A charge of #2 C# is at the origin. How much energy would be applied to or released from a # -1 C# charge if it is moved from # (7 , -4 ) # to #(-3 , 5 ) #?

1 Answer
Oct 3, 2016

#= -854 MJ#

Explanation:

There is a very similar question here
https://socratic.org/questions/a-charge-of-5-c-is-at-the-origin-how-much-energy-would-be-applied-to-or-released-4

A more expanded answer would strat with Coulomb's Law, so that the electric field #vec E# at any point in space due to the charge #Q_o# at the Origin is:

#vec E(vec r) = k Q_o/r^2 hat r #

This is spherically symmetrical, and:

  • #hat r# is the unit radial vector #(vec r )/(abs ( vec r))#.

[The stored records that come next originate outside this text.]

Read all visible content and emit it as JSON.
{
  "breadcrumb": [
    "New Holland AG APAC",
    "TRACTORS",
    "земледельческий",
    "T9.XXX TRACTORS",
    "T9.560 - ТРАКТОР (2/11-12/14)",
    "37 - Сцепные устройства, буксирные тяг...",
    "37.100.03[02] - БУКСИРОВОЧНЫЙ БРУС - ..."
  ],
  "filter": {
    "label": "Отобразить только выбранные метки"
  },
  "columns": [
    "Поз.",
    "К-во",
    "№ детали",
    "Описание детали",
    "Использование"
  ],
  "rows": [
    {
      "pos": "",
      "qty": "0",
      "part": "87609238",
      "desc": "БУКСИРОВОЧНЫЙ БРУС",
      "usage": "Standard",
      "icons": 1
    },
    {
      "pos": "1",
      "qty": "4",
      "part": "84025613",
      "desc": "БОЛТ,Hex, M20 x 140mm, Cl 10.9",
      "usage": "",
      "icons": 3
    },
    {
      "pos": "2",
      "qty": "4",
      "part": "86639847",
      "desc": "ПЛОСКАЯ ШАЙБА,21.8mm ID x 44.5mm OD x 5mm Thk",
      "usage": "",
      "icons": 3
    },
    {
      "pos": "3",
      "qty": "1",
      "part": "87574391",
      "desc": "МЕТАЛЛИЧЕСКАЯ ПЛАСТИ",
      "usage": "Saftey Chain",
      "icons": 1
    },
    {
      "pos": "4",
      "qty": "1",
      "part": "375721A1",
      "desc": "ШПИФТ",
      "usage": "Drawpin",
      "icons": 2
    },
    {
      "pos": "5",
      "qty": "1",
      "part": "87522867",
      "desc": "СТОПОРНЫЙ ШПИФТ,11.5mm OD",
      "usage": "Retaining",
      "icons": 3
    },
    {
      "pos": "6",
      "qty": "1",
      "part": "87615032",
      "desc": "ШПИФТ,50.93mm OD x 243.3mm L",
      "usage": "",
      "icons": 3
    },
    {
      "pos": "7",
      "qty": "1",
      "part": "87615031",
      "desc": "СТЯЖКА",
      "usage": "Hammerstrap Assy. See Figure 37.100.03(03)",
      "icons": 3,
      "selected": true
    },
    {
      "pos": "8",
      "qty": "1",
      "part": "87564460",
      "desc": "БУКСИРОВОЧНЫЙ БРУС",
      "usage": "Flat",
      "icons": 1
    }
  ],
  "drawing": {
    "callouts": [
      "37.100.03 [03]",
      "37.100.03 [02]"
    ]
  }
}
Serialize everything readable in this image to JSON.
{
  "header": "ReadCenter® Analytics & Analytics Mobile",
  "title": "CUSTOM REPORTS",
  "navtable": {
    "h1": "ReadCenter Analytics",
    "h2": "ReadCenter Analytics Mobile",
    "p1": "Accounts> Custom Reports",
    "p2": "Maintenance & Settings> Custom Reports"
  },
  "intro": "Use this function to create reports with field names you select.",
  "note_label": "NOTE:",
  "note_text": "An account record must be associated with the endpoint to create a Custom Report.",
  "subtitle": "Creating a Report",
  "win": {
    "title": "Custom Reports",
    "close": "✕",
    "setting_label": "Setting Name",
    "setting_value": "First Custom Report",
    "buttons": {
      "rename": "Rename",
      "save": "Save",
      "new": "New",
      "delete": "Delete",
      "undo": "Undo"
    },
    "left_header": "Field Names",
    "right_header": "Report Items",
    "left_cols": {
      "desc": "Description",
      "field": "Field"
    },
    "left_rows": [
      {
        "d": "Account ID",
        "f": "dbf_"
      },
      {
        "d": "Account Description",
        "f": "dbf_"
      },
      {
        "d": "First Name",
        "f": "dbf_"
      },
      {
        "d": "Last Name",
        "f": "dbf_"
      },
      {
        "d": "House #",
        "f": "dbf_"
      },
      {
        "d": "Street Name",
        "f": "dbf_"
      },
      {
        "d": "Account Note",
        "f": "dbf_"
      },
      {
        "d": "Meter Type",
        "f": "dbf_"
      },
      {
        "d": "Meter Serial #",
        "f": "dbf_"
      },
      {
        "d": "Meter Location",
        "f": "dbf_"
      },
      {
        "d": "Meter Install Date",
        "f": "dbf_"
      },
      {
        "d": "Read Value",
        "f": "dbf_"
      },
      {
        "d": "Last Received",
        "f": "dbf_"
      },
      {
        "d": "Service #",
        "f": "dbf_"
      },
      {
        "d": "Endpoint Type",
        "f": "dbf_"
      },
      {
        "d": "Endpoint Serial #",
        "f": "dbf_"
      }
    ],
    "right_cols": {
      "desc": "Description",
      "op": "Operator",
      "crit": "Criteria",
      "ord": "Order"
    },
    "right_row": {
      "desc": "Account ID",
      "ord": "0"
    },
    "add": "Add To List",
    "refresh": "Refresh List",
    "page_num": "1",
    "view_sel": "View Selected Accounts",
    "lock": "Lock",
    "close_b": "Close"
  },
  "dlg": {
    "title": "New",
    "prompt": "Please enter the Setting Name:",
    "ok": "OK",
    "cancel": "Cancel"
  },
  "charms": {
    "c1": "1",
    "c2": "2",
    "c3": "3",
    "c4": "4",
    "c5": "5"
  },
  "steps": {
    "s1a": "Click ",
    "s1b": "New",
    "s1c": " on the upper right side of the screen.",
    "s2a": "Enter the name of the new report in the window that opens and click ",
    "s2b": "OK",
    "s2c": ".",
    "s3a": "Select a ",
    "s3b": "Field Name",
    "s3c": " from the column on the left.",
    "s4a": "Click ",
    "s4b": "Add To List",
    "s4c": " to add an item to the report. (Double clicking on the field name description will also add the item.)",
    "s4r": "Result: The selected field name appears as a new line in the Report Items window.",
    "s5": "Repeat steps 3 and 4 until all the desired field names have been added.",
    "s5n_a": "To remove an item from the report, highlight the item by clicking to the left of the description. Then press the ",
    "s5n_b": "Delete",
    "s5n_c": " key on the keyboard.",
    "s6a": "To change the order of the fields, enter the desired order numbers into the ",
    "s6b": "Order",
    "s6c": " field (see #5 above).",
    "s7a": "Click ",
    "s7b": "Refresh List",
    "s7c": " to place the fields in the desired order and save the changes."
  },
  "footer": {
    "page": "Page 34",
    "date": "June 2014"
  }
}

  • #r = abs ( vec r)#, ie the distance of the point from the Origin

The change in potential [ie electrostatic potential energy per unit charge] in moving a unit positive test charge via any path from #|vec r_1| to oo# to #|vec r_2| = R# is the work done against the field along that path:

#Delta V = color(red)(-) int_(vec r_1)^(vec r_2) vec E(vec r) * d vec r #

The negative sign reflects that fact that the field is not doing the work, rather the work is being done against the field....

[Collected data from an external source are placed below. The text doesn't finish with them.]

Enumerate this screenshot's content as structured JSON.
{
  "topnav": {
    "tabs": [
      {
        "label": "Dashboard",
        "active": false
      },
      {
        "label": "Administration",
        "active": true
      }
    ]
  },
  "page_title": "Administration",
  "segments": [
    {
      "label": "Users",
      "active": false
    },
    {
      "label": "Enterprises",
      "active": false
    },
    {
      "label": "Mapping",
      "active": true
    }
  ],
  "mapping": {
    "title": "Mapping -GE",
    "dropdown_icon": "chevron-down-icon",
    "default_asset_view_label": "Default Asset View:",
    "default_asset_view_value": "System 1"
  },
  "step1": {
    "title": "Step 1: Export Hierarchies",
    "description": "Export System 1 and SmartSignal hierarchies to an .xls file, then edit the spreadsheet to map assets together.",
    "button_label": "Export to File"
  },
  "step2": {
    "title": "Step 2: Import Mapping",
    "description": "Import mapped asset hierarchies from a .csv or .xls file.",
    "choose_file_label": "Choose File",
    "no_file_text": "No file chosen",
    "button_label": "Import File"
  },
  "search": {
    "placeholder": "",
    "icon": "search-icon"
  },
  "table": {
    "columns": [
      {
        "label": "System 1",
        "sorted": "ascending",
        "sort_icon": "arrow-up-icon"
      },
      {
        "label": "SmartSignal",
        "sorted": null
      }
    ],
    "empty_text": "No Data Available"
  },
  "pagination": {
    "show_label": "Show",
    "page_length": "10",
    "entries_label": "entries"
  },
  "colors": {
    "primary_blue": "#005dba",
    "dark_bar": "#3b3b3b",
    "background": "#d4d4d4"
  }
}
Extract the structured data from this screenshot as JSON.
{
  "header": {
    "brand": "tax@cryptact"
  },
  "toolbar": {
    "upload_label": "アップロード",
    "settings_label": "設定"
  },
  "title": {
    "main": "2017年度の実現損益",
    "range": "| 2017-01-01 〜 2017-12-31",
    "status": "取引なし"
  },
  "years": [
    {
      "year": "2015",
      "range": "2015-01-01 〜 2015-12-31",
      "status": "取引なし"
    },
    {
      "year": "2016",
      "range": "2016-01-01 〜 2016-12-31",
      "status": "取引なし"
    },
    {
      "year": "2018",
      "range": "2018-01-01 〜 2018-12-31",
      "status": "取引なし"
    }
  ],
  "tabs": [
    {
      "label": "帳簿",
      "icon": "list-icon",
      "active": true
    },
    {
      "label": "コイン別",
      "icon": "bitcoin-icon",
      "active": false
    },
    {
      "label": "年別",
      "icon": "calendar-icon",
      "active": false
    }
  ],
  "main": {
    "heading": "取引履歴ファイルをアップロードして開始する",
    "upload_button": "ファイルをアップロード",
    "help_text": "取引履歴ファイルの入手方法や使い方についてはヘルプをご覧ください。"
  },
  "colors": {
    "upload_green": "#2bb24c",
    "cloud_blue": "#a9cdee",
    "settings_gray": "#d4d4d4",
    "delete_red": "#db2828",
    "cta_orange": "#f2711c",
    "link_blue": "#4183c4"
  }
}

#= - k Q_o int_(vec r_1)^(vec r_2) 1/r^2 hat r * d vec r #

#= - k Q_o int_(vec r_1)^(vec r_2) 1/r^3 vec r * d vec r qquad triangle#

Now
#d (vec r * vec r) = d(r^2) = color(blue)(2r dr)#

But also true is
#d (vec r * vec r) = color(blue)(2 vec r * d vec r)# from the product rule and dot product commutivity

So we can write #triangle# as:

#= - k Q_o int_(r to oo)^(R) 1/r^2 d r #

#= k Q_o [ 1/r ]_(r to oo)^R #

#implies color(green)(Delta V_(oo to R) = V_R= (k Q_o) /R ) #

....so #V_R# is the potential of a unit positive charge at position #vec r = R \ hat r# wrt the Origin.

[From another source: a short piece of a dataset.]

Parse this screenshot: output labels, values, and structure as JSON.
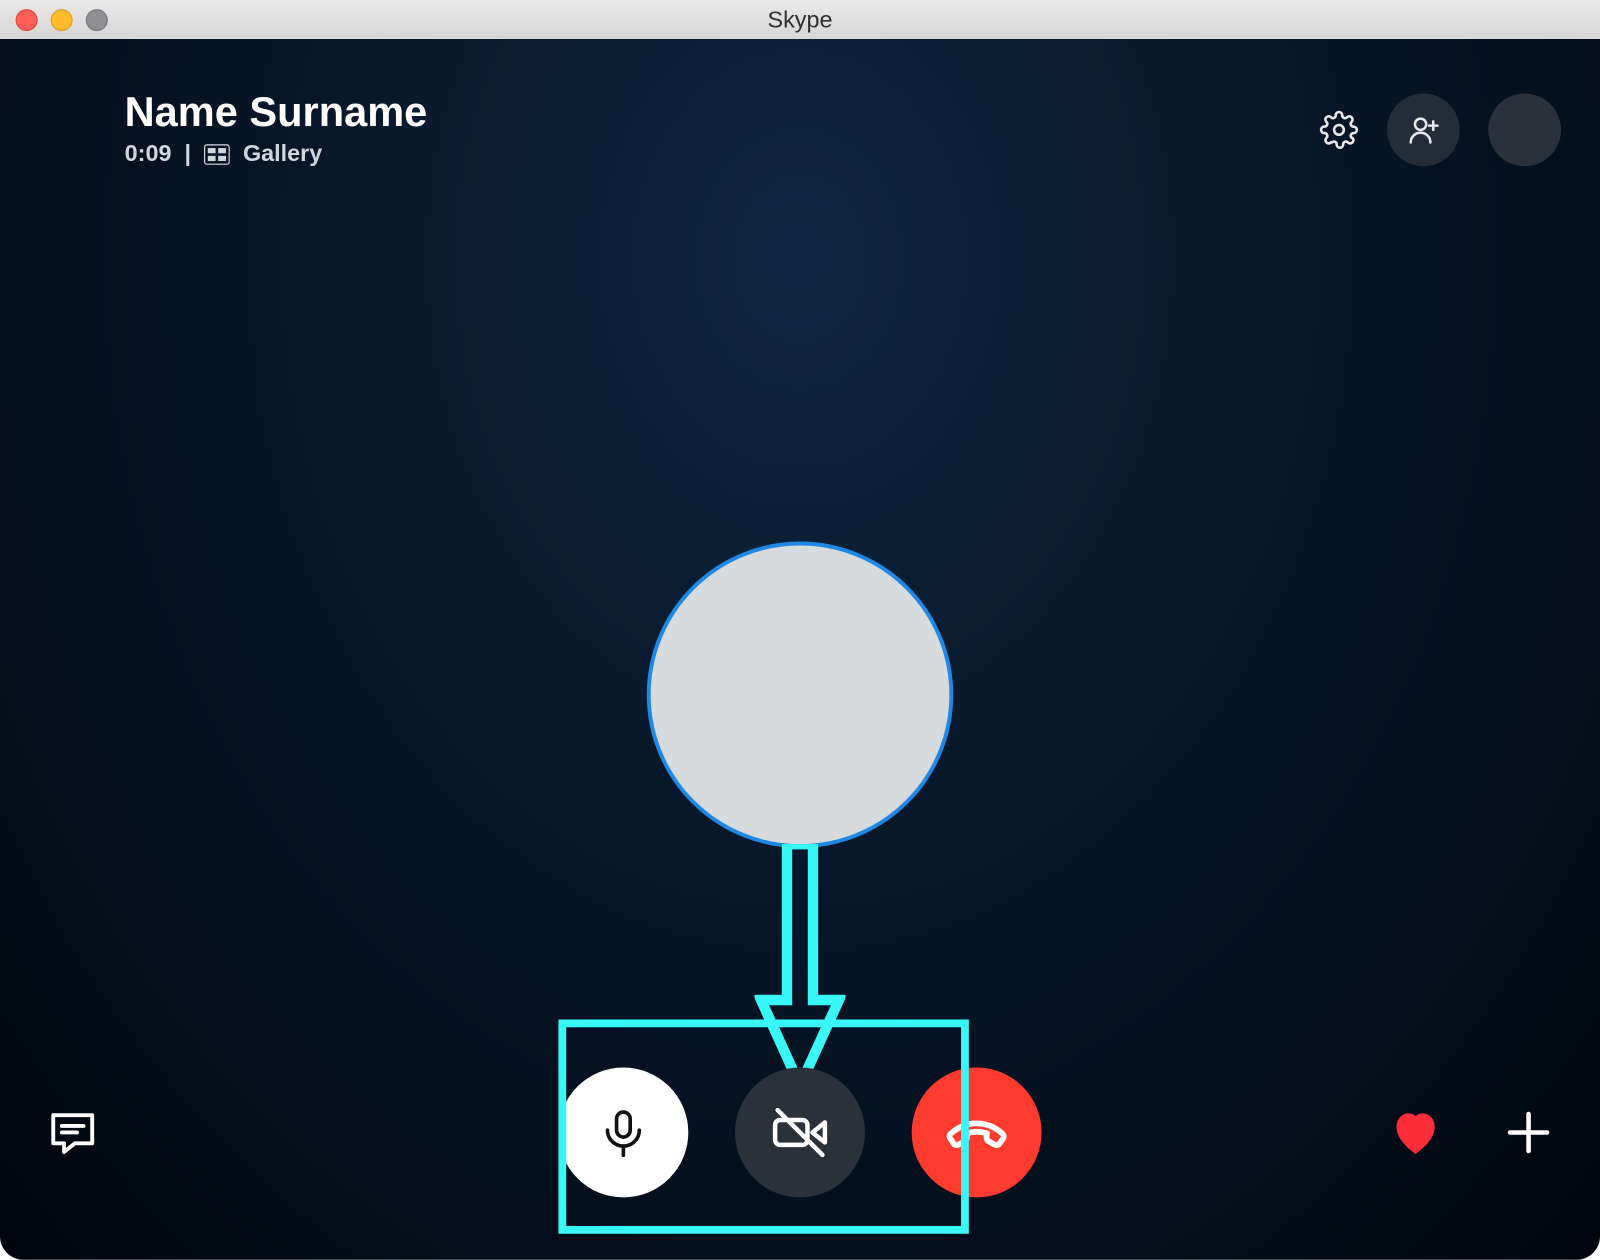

At #(7, -4)#, #R = sqrt (7^2 + (-4)^2) = sqrt 65#

Likewise, at #(-3,5)#, we have #R = sqrt 34#

#Delta V = k Q_o ( 1/sqrt 34 - 1/sqrt 65 ) #

The change in energy of a charge #q# is therefore
#Delta U = q Delta V = q \ k Q_o ( 1/sqrt 34 - 1/sqrt 65 ) #

#approx (-1) 9.10^9 (2) ( 1/sqrt 34 - 1/sqrt 65 ) #

#= -854 MJ#

Reality Check : Because the negatively charged particle has moved closer to the positively charged Origin, the particle has lost potential energy. Tick.